By Leland McMillan, NERC Supervisor
The Department of Energy has raised concerns with resource adequacy in PJM and is terming it as a possible multi-year Energy Emergency. The recent DOE order states “The emergency conditions resulting from increasing demand and accelerated retirements of generation facilities supporting the issuance of [an emergency order issued in May] will continue in the near term and are also likely to continue in subsequent years”.
An article from “Utility Dive” goes on to describe actions taken to keep generation online as the DOE is empowered by the Federal Power Act:
Given the possibility of hot weather in the next several months, DOE ordered Constellation Energy to continue operating two 380-MW gas- and oil-fired units at its Eddystone power plant near Philadelphia until Nov. 26. Constellation planned to retire the units on May 31, 2025, but kept them online in response to an initial emergency order from DOE.
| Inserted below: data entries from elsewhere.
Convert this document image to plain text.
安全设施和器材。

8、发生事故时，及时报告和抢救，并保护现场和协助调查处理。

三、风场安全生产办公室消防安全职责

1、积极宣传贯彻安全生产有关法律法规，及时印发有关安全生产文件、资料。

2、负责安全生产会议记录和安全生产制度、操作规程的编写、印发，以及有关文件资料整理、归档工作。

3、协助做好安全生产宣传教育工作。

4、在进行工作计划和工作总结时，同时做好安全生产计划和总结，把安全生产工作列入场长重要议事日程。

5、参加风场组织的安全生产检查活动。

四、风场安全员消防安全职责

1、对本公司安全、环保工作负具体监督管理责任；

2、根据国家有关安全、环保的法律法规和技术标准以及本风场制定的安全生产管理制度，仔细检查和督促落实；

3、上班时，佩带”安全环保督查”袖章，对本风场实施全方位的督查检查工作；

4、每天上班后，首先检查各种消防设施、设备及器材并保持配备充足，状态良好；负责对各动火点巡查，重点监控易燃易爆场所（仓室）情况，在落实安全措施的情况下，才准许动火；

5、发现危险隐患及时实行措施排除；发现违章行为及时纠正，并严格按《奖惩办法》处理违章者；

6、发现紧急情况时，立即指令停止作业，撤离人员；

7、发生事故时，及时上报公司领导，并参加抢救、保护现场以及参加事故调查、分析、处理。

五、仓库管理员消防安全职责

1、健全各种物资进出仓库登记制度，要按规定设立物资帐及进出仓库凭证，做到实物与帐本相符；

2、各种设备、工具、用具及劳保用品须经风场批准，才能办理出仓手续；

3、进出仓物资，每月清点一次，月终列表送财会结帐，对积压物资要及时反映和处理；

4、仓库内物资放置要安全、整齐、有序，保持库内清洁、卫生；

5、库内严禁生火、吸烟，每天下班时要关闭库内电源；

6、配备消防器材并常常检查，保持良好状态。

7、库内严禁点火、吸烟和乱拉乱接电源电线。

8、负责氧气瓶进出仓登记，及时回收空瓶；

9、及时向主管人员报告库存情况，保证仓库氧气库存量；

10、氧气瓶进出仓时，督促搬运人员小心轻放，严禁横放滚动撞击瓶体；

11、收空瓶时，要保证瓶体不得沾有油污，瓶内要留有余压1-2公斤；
DOE issued a similar second emergency order on Aug. 20 for Consumers Energy’s majority-owned, 1,420-MW J.H. Campbell power plant in West Olive, Michigan.
Critics disagree with the actions taken by DOE and the Utility Dive article also provides the other side of the story:
However, during the three-day hot spell in June, PJM exported a net of 273,062 MWh, according to a group of state consumer advocates who are challenging DOE’s initial Eddystone order. “Exporting megawatt-hours to others is inconsistent with the order’s finding that PJM is in the throes of a resource adequacy ‘emergency,’” they said in a June 27 appeal to DOE.
DOE failed to show that PJM faces an immediate energy emergency, according to the Maryland Office of People’s Counsel, the Delaware Division of the Public Advocate, New Jersey Division of Rate Counsel, the Illinois attorney general and the Citizens Utility Board of Illinois.
“On its face a ‘growing … concern’ is not an emergency,” the consumer advocates said. “While we think PJM needs to do more to address both resource adequacy and related affordability concerns, that does not include keeping an aging power plant online at ratepayer subsidy that even its owner would prefer to retire.”
It will be interesting to see how both near and long-term resource adequacy is managed in PJM as well as all areas of the country given our changing resource mix.